George spins fantasies about returning to west Texas and raising longhorn cattle. Ralph tries to talk some sense into him. Tension builds up with a degree of suspicion on George's part. He senses the special rapport between Ralph and Isabel. The sudden appearance of Dorothea's father (Arie Moskuna) and mother (Orna Rotberg) who enter the house demonstratively and patronisingly to retrieve everything they gave the couple, brings Ralph, George and Isabel closer together and turn a humiliation into light relief and also leaves Ralph triumphant in the face of his arrogant-in-laws.

Dorothea (Dorit Lev Ari) appears for the first time immediately after her parents triumphantly leave the matrimonial home with their loot.

An element of irony and mischief seal the relationship. Dorothea, an unattractive female, is the product of social climbing materialist parents.
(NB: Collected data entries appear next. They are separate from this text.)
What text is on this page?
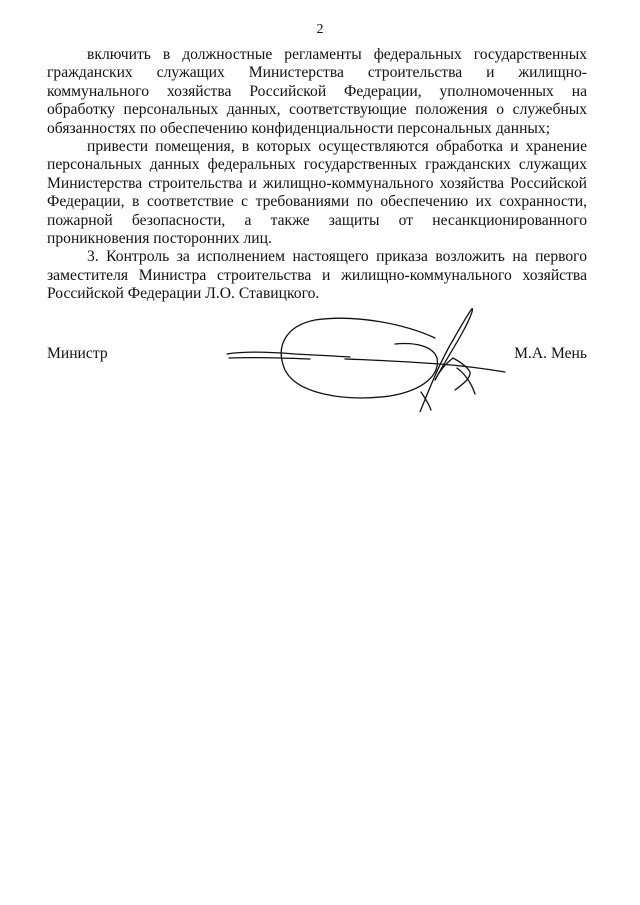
2

включить в должностные регламенты федеральных государственных гражданских служащих Министерства строительства и жилищно-коммунального хозяйства Российской Федерации, уполномоченных на обработку персональных данных, соответствующие положения о служебных обязанностях по обеспечению конфиденциальности персональных данных;

привести помещения, в которых осуществляются обработка и хранение персональных данных федеральных государственных гражданских служащих Министерства строительства и жилищно-коммунального хозяйства Российской Федерации, в соответствие с требованиями по обеспечению их сохранности, пожарной безопасности, а также защиты от несанкционированного проникновения посторонних лиц.

3. Контроль за исполнением настоящего приказа возложить на первого заместителя Министра строительства и жилищно-коммунального хозяйства Российской Федерации Л.О. Ставицкого.

Министр	М.А. Мень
She is painfully aware that but for her father's wealth she would have remained a spinster. Nonetheless she decides to remain with Ralph only on noticing the fur coat by the Christmas tree. The immediate attachment to the coat is irresistible and amusing. All's well that ends well. The two couples needed each other to appreciate that they can after all plaster over their marital cracks; all they needed is a period of adjustment.